Gao et al. [24] pointed out that one of the main limits of the LAMP methods, available at the moment, is the lack of universal primers to detect all the strains of Leishmania infantum. The authors reported that also, if their LAMP protocol was very sensitive (1 fg of DNA) and specific (97%), it was useful only to detect the L. infantum Chinese strains [8,24]. For this reason, it could be interesting to use the commercial LAMP by Avantech Group to detect strains from different areas. In addition, this new commercial LAMP kit could also be compared with the commercially available LAMP Loopamp^TM assay, actually used only to detect Leishmania in humans (Eiken Chemical Co., Tokyo, Japan).
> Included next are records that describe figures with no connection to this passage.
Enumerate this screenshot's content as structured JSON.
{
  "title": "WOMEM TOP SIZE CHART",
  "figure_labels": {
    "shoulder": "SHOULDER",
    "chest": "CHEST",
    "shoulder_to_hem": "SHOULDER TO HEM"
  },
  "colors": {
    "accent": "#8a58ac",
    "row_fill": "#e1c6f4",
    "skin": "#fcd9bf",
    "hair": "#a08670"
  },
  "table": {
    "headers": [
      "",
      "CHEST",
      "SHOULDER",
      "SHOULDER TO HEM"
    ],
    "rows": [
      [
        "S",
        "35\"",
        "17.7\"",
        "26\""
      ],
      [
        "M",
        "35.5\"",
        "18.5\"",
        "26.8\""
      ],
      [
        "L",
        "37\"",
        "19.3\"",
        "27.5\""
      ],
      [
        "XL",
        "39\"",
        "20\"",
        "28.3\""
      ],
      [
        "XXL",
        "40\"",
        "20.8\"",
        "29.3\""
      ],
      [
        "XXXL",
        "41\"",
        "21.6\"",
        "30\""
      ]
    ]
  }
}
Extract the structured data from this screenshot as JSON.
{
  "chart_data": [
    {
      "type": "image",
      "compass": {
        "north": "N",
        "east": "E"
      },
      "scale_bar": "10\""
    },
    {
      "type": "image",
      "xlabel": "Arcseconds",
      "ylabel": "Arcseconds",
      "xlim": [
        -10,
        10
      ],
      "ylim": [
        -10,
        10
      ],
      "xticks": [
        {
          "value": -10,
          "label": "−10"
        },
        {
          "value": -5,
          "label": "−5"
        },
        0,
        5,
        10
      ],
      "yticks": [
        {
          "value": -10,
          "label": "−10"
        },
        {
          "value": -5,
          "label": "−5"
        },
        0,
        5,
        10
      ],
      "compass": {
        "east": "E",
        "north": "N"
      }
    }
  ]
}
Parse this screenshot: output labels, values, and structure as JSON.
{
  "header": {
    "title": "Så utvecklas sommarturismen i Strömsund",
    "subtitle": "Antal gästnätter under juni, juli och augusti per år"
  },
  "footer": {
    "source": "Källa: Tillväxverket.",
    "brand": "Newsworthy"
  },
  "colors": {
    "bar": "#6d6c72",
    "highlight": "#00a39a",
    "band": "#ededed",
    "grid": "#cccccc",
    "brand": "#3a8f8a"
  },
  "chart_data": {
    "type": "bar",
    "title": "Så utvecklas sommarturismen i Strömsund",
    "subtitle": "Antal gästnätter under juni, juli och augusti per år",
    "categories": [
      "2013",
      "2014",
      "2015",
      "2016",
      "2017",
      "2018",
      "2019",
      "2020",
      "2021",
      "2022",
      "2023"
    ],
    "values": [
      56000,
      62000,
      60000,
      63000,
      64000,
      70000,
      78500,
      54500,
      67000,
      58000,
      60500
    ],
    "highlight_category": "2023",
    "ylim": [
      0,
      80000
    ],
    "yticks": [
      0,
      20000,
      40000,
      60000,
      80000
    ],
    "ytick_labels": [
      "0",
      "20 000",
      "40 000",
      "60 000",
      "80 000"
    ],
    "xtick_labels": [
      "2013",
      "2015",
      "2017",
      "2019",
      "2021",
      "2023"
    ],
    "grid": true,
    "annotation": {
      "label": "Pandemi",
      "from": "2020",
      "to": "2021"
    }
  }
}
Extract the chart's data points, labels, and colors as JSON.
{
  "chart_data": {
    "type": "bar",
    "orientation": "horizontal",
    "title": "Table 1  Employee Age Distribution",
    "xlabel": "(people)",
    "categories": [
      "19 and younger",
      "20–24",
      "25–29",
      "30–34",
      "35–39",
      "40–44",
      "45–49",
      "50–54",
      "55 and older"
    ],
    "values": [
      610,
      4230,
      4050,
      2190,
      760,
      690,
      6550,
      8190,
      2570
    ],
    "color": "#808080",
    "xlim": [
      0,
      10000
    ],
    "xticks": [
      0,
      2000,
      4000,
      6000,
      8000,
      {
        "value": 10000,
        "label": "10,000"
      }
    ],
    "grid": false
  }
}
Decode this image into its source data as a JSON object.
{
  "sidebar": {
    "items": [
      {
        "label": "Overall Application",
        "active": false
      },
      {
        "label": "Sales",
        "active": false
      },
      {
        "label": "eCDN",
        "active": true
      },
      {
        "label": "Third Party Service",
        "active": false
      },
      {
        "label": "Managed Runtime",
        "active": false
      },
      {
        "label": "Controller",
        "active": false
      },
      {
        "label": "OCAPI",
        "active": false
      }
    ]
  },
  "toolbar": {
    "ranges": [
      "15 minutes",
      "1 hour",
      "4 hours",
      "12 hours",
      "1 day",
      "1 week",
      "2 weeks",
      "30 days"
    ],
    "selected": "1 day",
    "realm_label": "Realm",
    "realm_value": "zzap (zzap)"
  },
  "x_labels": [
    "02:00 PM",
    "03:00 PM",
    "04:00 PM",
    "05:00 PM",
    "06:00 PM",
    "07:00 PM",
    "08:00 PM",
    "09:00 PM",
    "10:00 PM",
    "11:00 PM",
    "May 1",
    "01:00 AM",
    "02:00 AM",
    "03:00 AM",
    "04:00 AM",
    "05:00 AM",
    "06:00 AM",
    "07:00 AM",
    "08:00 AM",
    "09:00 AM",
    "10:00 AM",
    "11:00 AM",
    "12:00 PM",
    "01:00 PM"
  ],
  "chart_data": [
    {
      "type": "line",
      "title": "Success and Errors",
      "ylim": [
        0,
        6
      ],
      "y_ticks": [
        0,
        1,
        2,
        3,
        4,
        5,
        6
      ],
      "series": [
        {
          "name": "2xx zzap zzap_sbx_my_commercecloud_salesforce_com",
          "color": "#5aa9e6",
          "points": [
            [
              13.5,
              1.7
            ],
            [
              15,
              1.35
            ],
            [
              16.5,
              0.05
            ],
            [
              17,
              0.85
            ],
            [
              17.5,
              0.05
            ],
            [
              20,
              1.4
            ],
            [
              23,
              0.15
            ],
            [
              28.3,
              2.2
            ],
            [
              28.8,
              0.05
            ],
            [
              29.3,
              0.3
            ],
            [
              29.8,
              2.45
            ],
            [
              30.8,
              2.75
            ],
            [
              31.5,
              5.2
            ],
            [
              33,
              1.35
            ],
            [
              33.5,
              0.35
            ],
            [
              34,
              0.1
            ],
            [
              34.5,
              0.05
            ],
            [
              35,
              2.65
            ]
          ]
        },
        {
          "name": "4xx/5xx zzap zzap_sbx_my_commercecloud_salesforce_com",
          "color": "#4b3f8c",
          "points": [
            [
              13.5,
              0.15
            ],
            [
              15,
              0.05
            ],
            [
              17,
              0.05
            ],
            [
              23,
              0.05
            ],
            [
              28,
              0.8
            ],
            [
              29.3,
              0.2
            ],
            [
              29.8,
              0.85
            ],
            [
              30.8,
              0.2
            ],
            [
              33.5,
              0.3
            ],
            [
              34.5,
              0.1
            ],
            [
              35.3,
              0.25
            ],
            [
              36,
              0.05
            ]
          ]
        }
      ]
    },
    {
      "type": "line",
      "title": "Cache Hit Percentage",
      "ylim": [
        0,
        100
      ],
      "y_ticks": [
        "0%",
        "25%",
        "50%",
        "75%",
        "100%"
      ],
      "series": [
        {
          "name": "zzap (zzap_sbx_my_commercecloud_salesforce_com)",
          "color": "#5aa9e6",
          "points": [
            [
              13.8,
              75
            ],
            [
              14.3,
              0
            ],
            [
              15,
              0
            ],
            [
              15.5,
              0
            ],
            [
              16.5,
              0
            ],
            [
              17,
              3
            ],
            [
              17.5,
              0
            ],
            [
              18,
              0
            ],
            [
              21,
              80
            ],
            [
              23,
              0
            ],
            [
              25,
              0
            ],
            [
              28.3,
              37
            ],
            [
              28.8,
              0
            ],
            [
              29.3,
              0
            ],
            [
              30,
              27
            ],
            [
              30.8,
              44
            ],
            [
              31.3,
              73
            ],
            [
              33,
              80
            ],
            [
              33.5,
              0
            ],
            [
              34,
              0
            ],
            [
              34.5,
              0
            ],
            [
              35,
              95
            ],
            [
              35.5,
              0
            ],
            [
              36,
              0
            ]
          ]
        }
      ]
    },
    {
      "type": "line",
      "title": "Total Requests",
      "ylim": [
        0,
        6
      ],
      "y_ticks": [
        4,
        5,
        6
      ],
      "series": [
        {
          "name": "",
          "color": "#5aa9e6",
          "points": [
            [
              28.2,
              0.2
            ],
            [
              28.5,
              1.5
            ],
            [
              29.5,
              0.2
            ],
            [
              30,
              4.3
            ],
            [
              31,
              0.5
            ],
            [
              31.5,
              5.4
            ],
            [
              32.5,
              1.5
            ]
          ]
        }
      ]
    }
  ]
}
Moreover, as also reported by other authors, it is important to point out that information provided by molecular analysis should not be separated from the data obtained from clinical signs and serological evaluations, because a positive PCR indicates a Leishmania infection, but not necessarily the disease development [5]. In fact, comparisons performed for the diagnosis of visceral leishmaniosis (VL) in humans between a commercial LAMP kit (EikenChemical Co., Tokyo, Japan) and other molecular and/or serological techniques, showed that LAMP could be included in the algorithm for VL, and could be used to support other laboratory findings [29,30].

5. Conclusions

An integrated approach must be used for the diagnosis of leishmaniosis, including clinical, molecular, and serological evaluations. For these reasons, LAMP could be useful, especially in veterinary clinics, for rapid screening of CanL, in the meantime, to obtain quantitative results by IFAT and/or Rt-PCR from experienced diagnostic laboratories. However, further studies should be performed to confirm these findings, increasing the number of tested dogs, involving a higher number of asymptomatic subjects.